– Кто научил вас буддизму?
– Фотоаппарат. Свет постоянно меняется, и рано или поздно приходит единственный момент, раскрывающий себя. Он длится – при подходящей выдержке – всего одну шестидесятую часть секунды. Это и есть настоящее.
– А будущее? Разве бывает без него религия?
– Она называется буддизмом. Будда учил сорок семь лет и говорил лишь о том, что происходит сегодня, ибо лишь здесь и сейчас можно стать буддой. Это ведь не имя, не титул, а состояние, вернуться к которому может каждый.
– Вы будда?
– Конечно. Будда передал путь, дхарму, своему последователю Кашьяпе, тот – Ананде и так далее, пока в восемьдесят четвертом поколении я не получил от своего наставника учение, чтобы передать его своим ученикам.
– Вы учите, как стать буддой?
– Только этому. Каждый год через монастырь проходит пять тысяч человек.
– Сколько же ваших учеников достигли цели?
– Двое.
Я, кстати, знаю обоих. Он был нью-йоркским математиком, она – японской балериной.
15 июня
Ко дню рождения Льва Лосева
Дебютировав в тридцать семь лет, в том возрасте, что для других поэтов стал роковым, Лосев избежал свойственного юным дарованиям “страха влияния”. Он не знал его потому, что считал влияние культурой, ценил преемственность и не видел греха в книжной поэзии. Среди чужих слов его музе было так же вольготно, как другим среди облаков и березок. Войдя в поэзию без скандала и по своим правилам, Лосев сразу начал со взрослых стихов и оказался ни на кого не похожим, в том числе – сознательный выбор! – и на Бродского.
Друзья и современники, они смотрели на мир одинаково, но писали о нем по-разному. Играя в классиков, Лосев отводил себе место Вяземского при Пушкине. Просвещенный консерватор, строгий наблюдатель нравов, немного стародум, в равной мере наделенный тонким остроумием, ироничной проницательностью и скептической любовью к родине.
На последней необходимо настоять, потому что Лосев был отнюдь не безразличен к политике. Разделяя взгляды вермонтского соседа, он, как и Солженицын, мечтал увидеть Россию “обустроенной” по новоанглийской мерке.

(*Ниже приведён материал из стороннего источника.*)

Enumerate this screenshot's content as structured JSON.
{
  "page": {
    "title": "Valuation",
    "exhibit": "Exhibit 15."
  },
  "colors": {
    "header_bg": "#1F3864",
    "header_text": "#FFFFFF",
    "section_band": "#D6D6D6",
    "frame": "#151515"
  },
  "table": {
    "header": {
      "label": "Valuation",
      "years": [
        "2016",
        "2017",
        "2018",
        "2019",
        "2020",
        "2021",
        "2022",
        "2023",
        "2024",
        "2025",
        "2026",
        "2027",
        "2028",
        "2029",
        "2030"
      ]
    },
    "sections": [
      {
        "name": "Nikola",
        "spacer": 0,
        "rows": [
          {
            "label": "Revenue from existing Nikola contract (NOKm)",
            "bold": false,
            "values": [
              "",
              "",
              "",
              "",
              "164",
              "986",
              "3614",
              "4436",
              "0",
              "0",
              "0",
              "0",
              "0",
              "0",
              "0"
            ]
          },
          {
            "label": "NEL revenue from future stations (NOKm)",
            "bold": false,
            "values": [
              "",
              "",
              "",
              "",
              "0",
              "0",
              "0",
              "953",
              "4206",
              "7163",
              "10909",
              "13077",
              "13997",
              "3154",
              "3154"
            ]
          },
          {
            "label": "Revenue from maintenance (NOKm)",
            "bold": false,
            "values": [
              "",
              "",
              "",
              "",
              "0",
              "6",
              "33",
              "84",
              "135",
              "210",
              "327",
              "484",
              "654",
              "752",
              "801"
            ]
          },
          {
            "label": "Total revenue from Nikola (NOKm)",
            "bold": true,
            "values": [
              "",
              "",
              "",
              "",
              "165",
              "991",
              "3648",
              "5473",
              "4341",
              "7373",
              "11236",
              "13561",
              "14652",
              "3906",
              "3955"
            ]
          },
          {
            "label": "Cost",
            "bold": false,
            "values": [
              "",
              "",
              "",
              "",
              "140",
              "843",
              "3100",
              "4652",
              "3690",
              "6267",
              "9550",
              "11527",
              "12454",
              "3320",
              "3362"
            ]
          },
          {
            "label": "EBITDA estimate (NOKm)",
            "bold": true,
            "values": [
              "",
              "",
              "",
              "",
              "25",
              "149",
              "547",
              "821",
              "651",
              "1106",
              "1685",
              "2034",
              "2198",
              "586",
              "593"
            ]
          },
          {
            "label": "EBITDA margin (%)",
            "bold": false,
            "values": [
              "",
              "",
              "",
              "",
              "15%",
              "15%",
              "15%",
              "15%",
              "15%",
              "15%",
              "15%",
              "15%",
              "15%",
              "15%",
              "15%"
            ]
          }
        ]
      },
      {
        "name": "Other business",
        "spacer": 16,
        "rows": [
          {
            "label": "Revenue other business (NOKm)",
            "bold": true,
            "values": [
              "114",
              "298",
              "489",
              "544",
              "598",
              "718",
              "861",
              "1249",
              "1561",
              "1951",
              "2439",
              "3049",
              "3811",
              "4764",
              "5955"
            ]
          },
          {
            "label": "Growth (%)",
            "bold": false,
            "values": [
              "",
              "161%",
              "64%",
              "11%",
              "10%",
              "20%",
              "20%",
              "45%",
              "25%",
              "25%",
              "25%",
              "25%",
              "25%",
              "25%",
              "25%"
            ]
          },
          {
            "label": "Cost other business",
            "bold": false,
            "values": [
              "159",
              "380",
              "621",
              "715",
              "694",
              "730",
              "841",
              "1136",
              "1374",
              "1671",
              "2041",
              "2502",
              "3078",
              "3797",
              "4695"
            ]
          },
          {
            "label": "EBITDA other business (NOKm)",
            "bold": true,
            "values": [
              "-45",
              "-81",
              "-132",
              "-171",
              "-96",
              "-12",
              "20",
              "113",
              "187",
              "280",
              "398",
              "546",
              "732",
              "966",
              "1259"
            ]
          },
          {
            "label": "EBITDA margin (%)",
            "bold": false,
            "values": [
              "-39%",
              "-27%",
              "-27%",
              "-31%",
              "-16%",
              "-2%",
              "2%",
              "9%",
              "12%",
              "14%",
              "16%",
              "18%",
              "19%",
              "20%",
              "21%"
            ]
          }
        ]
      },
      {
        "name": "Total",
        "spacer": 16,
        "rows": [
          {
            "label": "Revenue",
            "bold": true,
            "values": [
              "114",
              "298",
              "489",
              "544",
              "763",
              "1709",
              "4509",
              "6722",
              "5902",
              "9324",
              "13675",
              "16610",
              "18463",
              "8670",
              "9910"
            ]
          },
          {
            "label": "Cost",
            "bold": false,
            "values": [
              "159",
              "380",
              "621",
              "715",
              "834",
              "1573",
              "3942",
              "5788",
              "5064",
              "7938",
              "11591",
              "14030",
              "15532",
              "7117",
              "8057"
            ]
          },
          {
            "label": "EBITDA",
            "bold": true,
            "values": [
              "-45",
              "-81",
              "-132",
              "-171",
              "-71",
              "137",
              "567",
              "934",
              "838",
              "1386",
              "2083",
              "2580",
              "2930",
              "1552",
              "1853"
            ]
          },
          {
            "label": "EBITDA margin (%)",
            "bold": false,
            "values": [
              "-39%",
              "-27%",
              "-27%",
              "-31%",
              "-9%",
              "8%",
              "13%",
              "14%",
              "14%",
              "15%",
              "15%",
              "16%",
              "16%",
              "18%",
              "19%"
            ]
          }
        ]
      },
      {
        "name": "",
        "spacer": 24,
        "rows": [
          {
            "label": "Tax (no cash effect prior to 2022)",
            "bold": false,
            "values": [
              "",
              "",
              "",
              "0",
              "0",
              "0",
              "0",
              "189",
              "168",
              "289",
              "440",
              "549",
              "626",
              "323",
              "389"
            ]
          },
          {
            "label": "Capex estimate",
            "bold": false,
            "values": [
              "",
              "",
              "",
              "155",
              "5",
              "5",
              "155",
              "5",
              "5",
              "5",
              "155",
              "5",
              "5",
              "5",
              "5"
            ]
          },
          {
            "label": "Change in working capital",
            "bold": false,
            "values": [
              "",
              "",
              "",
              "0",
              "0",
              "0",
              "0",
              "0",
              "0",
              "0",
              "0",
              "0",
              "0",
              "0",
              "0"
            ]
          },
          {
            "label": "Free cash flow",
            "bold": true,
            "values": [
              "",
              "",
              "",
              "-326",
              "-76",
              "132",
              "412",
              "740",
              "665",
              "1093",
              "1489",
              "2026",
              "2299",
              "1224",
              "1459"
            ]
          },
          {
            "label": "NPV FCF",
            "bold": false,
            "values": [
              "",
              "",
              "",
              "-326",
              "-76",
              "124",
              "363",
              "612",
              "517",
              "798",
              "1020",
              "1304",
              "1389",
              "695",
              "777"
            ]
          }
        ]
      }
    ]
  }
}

Локальная, добрососедская демократия, а главное – чтобы хоть что-нибудь росло.
“Извини, что украла”, – говорю я воровке;
“Обязуюсь не говорить о веревке”, —
говорю палачу.
Вот, подванивая, низколобая про…
Канта мне комментирует и Нагорную Проповедь.
Я молчу.
Чтоб взамен этой ржави, полей в клопоморе
вновь бы Волга катилась в Каспийское море,
вновь бы лошади ели овес,
чтоб над родиной облако славы лучилось,
чтоб хоть что-нибудь вышло бы, получилось.
А язык не отсохнет авось.
Идеал Лосева без зависти пропускал и романтический XIX век, и истерический XX, чтобы найти себе образец в ясном небе Просвещения. Законы меняют людей, остроумие оправдывает стихи, и каждый возделывает свой садик.